Summit includes performances, education, advocacy  

The Nov. 4 summit, called The Just-Us INDABA, will also include a host of speakers, including the co-founder of the Black Coalition for Safe Motherhood, members of a worker-owned social justice education cooperative and more. Local jazz musician Alva Anderson and Wona Womalan, a West African instrumental dance group, will perform during the event. 

The summit will include several healing stations through somatic practices, like massage and community breathwork, Troy-Frazier said. “Traditional systems that harmed us are not going to heal us fully,” so it’s really about the power of showing up for each other, she added. 

Troy-Frazier said the event also aims to build a coalition which will “collectively disrupt the systems that are harming young children and pregnant and birthing people, particularly Black and indigenous communities.” 

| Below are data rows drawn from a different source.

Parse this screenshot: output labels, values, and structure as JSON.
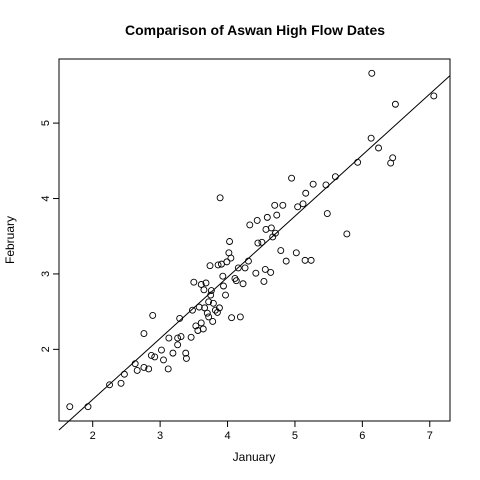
{
  "chart_data": {
    "type": "scatter",
    "title": "Comparison of Aswan High Flow Dates",
    "xlabel": "January",
    "ylabel": "February",
    "xlim": [
      1.5,
      7.3
    ],
    "ylim": [
      1.05,
      5.85
    ],
    "x_ticks": [
      2,
      3,
      4,
      5,
      6,
      7
    ],
    "y_ticks": [
      2,
      3,
      4,
      5
    ],
    "grid": false,
    "legend": "none",
    "fit_line": {
      "x": [
        1.5,
        7.3
      ],
      "y": [
        0.93,
        5.63
      ]
    },
    "points": [
      {
        "x": 1.66,
        "y": 1.24
      },
      {
        "x": 1.93,
        "y": 1.24
      },
      {
        "x": 2.25,
        "y": 1.53
      },
      {
        "x": 2.42,
        "y": 1.55
      },
      {
        "x": 2.47,
        "y": 1.67
      },
      {
        "x": 2.63,
        "y": 1.81
      },
      {
        "x": 2.66,
        "y": 1.72
      },
      {
        "x": 2.76,
        "y": 1.76
      },
      {
        "x": 2.76,
        "y": 2.21
      },
      {
        "x": 2.83,
        "y": 1.74
      },
      {
        "x": 2.87,
        "y": 1.92
      },
      {
        "x": 2.89,
        "y": 2.45
      },
      {
        "x": 2.92,
        "y": 1.9
      },
      {
        "x": 3.02,
        "y": 1.99
      },
      {
        "x": 3.05,
        "y": 1.86
      },
      {
        "x": 3.12,
        "y": 1.74
      },
      {
        "x": 3.13,
        "y": 2.15
      },
      {
        "x": 3.19,
        "y": 1.95
      },
      {
        "x": 3.26,
        "y": 2.06
      },
      {
        "x": 3.26,
        "y": 2.15
      },
      {
        "x": 3.29,
        "y": 2.41
      },
      {
        "x": 3.31,
        "y": 2.17
      },
      {
        "x": 3.38,
        "y": 1.95
      },
      {
        "x": 3.39,
        "y": 1.88
      },
      {
        "x": 3.46,
        "y": 2.16
      },
      {
        "x": 3.48,
        "y": 2.52
      },
      {
        "x": 3.5,
        "y": 2.89
      },
      {
        "x": 3.53,
        "y": 2.31
      },
      {
        "x": 3.56,
        "y": 2.25
      },
      {
        "x": 3.58,
        "y": 2.56
      },
      {
        "x": 3.61,
        "y": 2.35
      },
      {
        "x": 3.61,
        "y": 2.86
      },
      {
        "x": 3.64,
        "y": 2.27
      },
      {
        "x": 3.65,
        "y": 2.79
      },
      {
        "x": 3.66,
        "y": 2.55
      },
      {
        "x": 3.68,
        "y": 2.88
      },
      {
        "x": 3.7,
        "y": 2.48
      },
      {
        "x": 3.72,
        "y": 2.63
      },
      {
        "x": 3.72,
        "y": 2.43
      },
      {
        "x": 3.74,
        "y": 3.11
      },
      {
        "x": 3.75,
        "y": 2.72
      },
      {
        "x": 3.76,
        "y": 2.78
      },
      {
        "x": 3.78,
        "y": 2.37
      },
      {
        "x": 3.79,
        "y": 2.61
      },
      {
        "x": 3.82,
        "y": 2.52
      },
      {
        "x": 3.85,
        "y": 2.49
      },
      {
        "x": 3.86,
        "y": 3.12
      },
      {
        "x": 3.88,
        "y": 2.55
      },
      {
        "x": 3.89,
        "y": 4.01
      },
      {
        "x": 3.91,
        "y": 3.13
      },
      {
        "x": 3.93,
        "y": 2.97
      },
      {
        "x": 3.94,
        "y": 2.84
      },
      {
        "x": 3.97,
        "y": 2.72
      },
      {
        "x": 3.99,
        "y": 3.16
      },
      {
        "x": 4.02,
        "y": 3.28
      },
      {
        "x": 4.03,
        "y": 3.43
      },
      {
        "x": 4.05,
        "y": 3.21
      },
      {
        "x": 4.06,
        "y": 2.42
      },
      {
        "x": 4.11,
        "y": 2.94
      },
      {
        "x": 4.13,
        "y": 2.91
      },
      {
        "x": 4.16,
        "y": 3.08
      },
      {
        "x": 4.19,
        "y": 2.43
      },
      {
        "x": 4.23,
        "y": 2.87
      },
      {
        "x": 4.26,
        "y": 3.08
      },
      {
        "x": 4.31,
        "y": 3.17
      },
      {
        "x": 4.33,
        "y": 3.65
      },
      {
        "x": 4.42,
        "y": 3.01
      },
      {
        "x": 4.44,
        "y": 3.71
      },
      {
        "x": 4.45,
        "y": 3.41
      },
      {
        "x": 4.51,
        "y": 3.42
      },
      {
        "x": 4.54,
        "y": 2.9
      },
      {
        "x": 4.56,
        "y": 3.06
      },
      {
        "x": 4.57,
        "y": 3.59
      },
      {
        "x": 4.59,
        "y": 3.75
      },
      {
        "x": 4.64,
        "y": 3.02
      },
      {
        "x": 4.65,
        "y": 3.61
      },
      {
        "x": 4.67,
        "y": 3.49
      },
      {
        "x": 4.7,
        "y": 3.91
      },
      {
        "x": 4.71,
        "y": 3.54
      },
      {
        "x": 4.73,
        "y": 3.78
      },
      {
        "x": 4.79,
        "y": 3.31
      },
      {
        "x": 4.82,
        "y": 3.91
      },
      {
        "x": 4.87,
        "y": 3.17
      },
      {
        "x": 4.95,
        "y": 4.27
      },
      {
        "x": 5.02,
        "y": 3.28
      },
      {
        "x": 5.04,
        "y": 3.89
      },
      {
        "x": 5.12,
        "y": 3.93
      },
      {
        "x": 5.15,
        "y": 3.18
      },
      {
        "x": 5.16,
        "y": 4.07
      },
      {
        "x": 5.24,
        "y": 3.18
      },
      {
        "x": 5.27,
        "y": 4.19
      },
      {
        "x": 5.46,
        "y": 4.18
      },
      {
        "x": 5.48,
        "y": 3.8
      },
      {
        "x": 5.6,
        "y": 4.29
      },
      {
        "x": 5.77,
        "y": 3.53
      },
      {
        "x": 5.93,
        "y": 4.48
      },
      {
        "x": 6.13,
        "y": 4.8
      },
      {
        "x": 6.14,
        "y": 5.66
      },
      {
        "x": 6.24,
        "y": 4.67
      },
      {
        "x": 6.42,
        "y": 4.47
      },
      {
        "x": 6.45,
        "y": 4.54
      },
      {
        "x": 6.49,
        "y": 5.25
      },
      {
        "x": 7.06,
        "y": 5.36
      }
    ]
  }
}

An S.C. Department of Health and Environmental Control’s 2023 Infant Mortality Report confirmed the scope of this impact: It found a nearly 40% increase in infant mortality rates since 2017 “for infants born to non-Hispanic Black mothers.” 

But Troy-Frazier said the summit isn’t about listing alarming statistics — it’s about helping pregnant and birthing people access healthcare resources and tap into their intergenerational wisdom. 

“The perinatal period…is what we bring into our lives. And that stays with us,” she said.